U.S. Attorney’s Office July 20, 2011
  • District of New Mexico (505) 346-7274

ALBUQUERQUE—This morning in Albuquerque federal court, Albuquerque resident Ronald Lopez, 45, was sentenced to six months of imprisonment for violating federal law that prohibits obstructive conduct intended unlawfully to affect the presentation of evidence in federal proceedings. More specifically, Lopez helped a criminal defendant cheat on a urinalysis test and thus prevented the U.S. Probation Department from reporting a possible violation of supervision to the federal court. After he completes his prison sentence, Lopez will be on supervised release for two years, including six months of home confinement. Lopez, who has been on release under pretrial supervision since his arrest on July 19, 2010, is required to surrender to a federal correctional facility to be designated by the U.S. Bureau of Prisons within 60 days.

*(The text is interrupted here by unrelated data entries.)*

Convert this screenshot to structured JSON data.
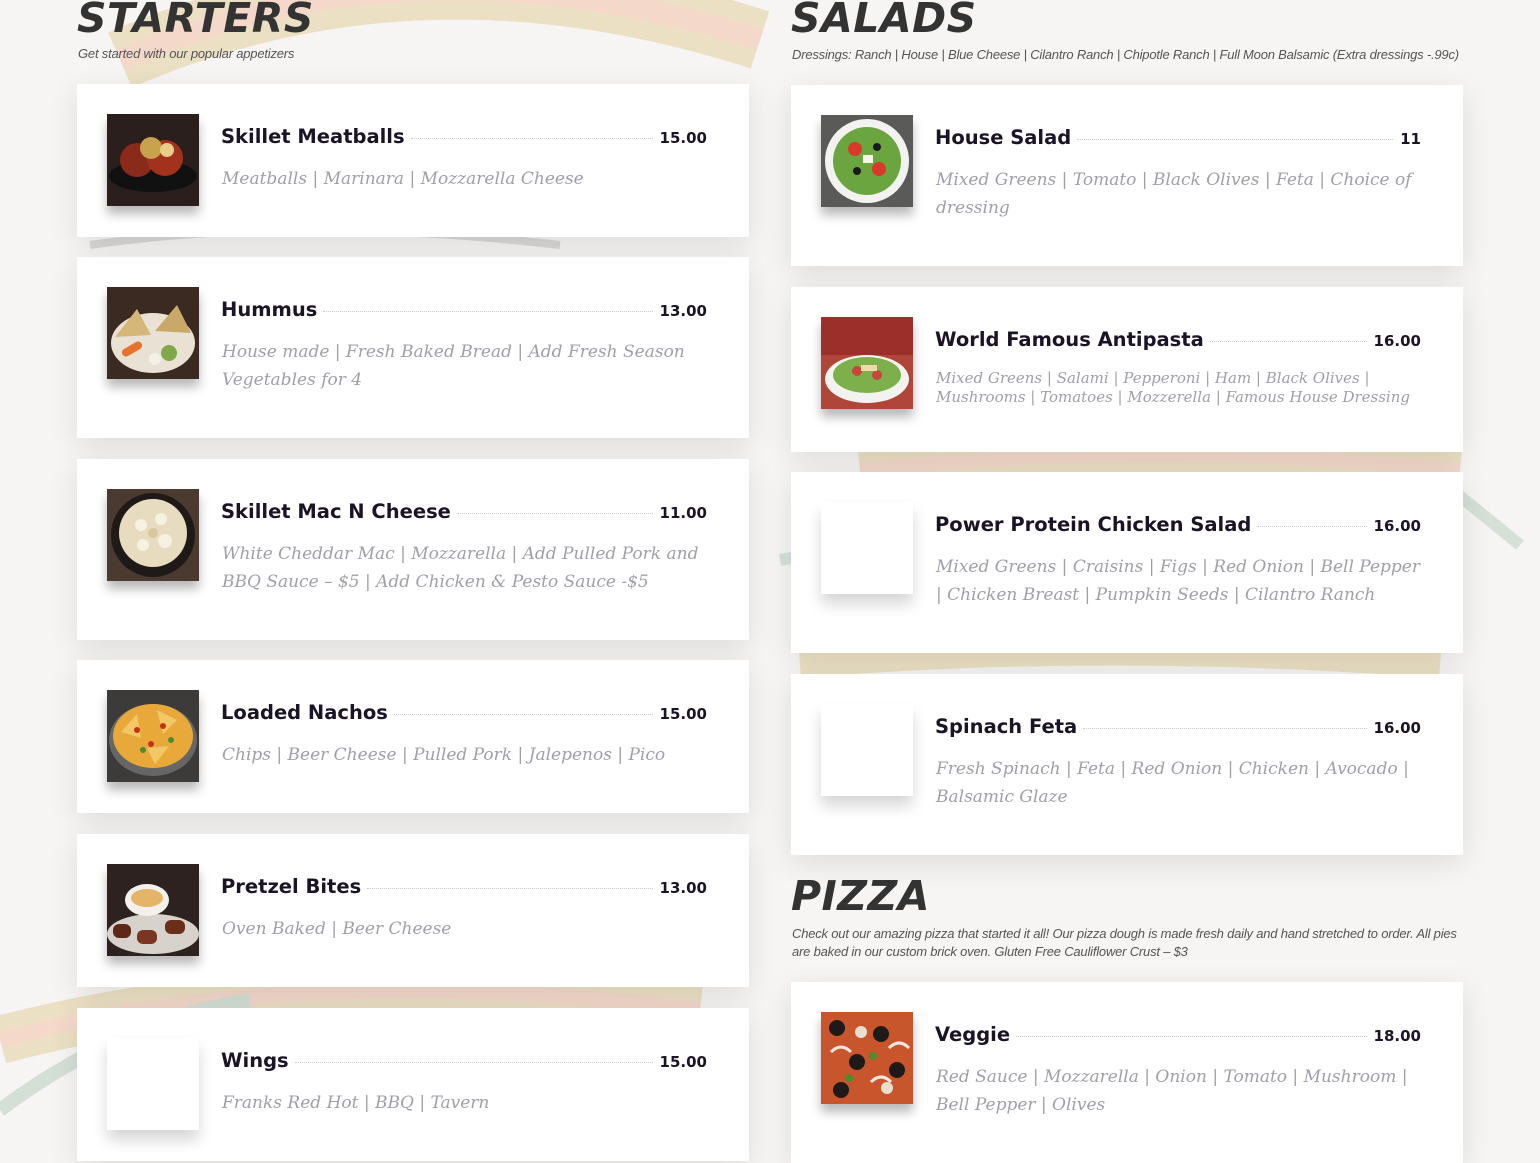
{
  "starters": {
    "title": "STARTERS",
    "subtitle": "Get started with our popular appetizers",
    "items": [
      {
        "name": "Skillet Meatballs",
        "price": "15.00",
        "description": "Meatballs | Marinara | Mozzarella Cheese",
        "image": "meatballs-photo"
      },
      {
        "name": "Hummus",
        "price": "13.00",
        "description": "House made | Fresh Baked Bread | Add Fresh Season Vegetables for 4",
        "image": "hummus-photo"
      },
      {
        "name": "Skillet Mac N Cheese",
        "price": "11.00",
        "description": "White Cheddar Mac | Mozzarella | Add Pulled Pork and BBQ Sauce – $5 | Add Chicken & Pesto Sauce -$5",
        "image": "mac-n-cheese-photo"
      },
      {
        "name": "Loaded Nachos",
        "price": "15.00",
        "description": "Chips | Beer Cheese | Pulled Pork | Jalepenos | Pico",
        "image": "nachos-photo"
      },
      {
        "name": "Pretzel Bites",
        "price": "13.00",
        "description": "Oven Baked | Beer Cheese",
        "image": "pretzel-bites-photo"
      },
      {
        "name": "Wings",
        "price": "15.00",
        "description": "Franks Red Hot | BBQ | Tavern",
        "image": "blank-photo"
      }
    ]
  },
  "salads": {
    "title": "SALADS",
    "subtitle": "Dressings: Ranch | House | Blue Cheese | Cilantro Ranch | Chipotle Ranch | Full Moon Balsamic (Extra dressings -.99c)",
    "items": [
      {
        "name": "House Salad",
        "price": "11",
        "description": "Mixed Greens | Tomato | Black Olives | Feta | Choice of dressing",
        "image": "house-salad-photo"
      },
      {
        "name": "World Famous Antipasta",
        "price": "16.00",
        "description": "Mixed Greens | Salami | Pepperoni | Ham | Black Olives | Mushrooms  | Tomatoes | Mozzerella | Famous House Dressing",
        "image": "antipasta-photo"
      },
      {
        "name": "Power Protein Chicken Salad",
        "price": "16.00",
        "description": "Mixed Greens | Craisins | Figs | Red Onion | Bell Pepper | Chicken Breast | Pumpkin Seeds | Cilantro Ranch",
        "image": "blank-photo"
      },
      {
        "name": "Spinach Feta",
        "price": "16.00",
        "description": "Fresh Spinach | Feta | Red Onion | Chicken | Avocado | Balsamic Glaze",
        "image": "blank-photo"
      }
    ]
  },
  "pizza": {
    "title": "PIZZA",
    "subtitle": "Check out our amazing pizza that started it all! Our pizza dough is made fresh daily and hand stretched to order. All pies are baked in our custom brick oven. Gluten Free Cauliflower Crust – $3",
    "items": [
      {
        "name": "Veggie",
        "price": "18.00",
        "description": "Red Sauce | Mozzarella | Onion | Tomato | Mushroom | Bell Pepper | Olives",
        "image": "veggie-pizza-photo"
      }
    ]
  },
  "colors": {
    "item_name": "#1a1426",
    "description": "#a09fa6",
    "section_title": "#333333",
    "background": "#f6f5f3"
  }
}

Lopez is a former employee of Relevancy, Inc. (Relevancy), a company that assists U.S. Probation with drug testing of criminal defendants. According to court records, Relevancy collected urine samples for drug testing from criminal defendants who were supervised by U.S. Probation and were required by court order to undergo drug testing as a condition of their supervision. Under its contract with U.S. Probation, Relevancy was required accurately and honestly to label the urine samples with the names of criminal defendants providing the samples and then to transfer the properly labeled samples to the U.S. Probation laboratory where the samples were analyzed. With the expectation that urine samples were properly labeled, U.S. Probation routinely relied on the results of drug testing on the urine samples it received from Relevancy to prepare reports on criminal defendants that it submitted to federal judges, and the federal judges relied on the reports to determine whether criminal defendants had violated the conditions of their supervision.

United States Attorney Kenneth J. Gonzales said that Lopez was arrested on an indictment that charged him with two counts of permitting criminal defendants to bring in substitute samples instead of providing their own urine samples for the drug tests. Lopez entered a guilty plea to count one of the indictment on April 11, 2011 under a plea agreement with the United States Attorney’s Office. At the conclusion of today’s sentencing hearing, the court dismissed count two of the indictment.

The case was investigated by the Federal Bureau of Investigation, and was prosecuted by Assistant United States Attorney Joel R. Meyers.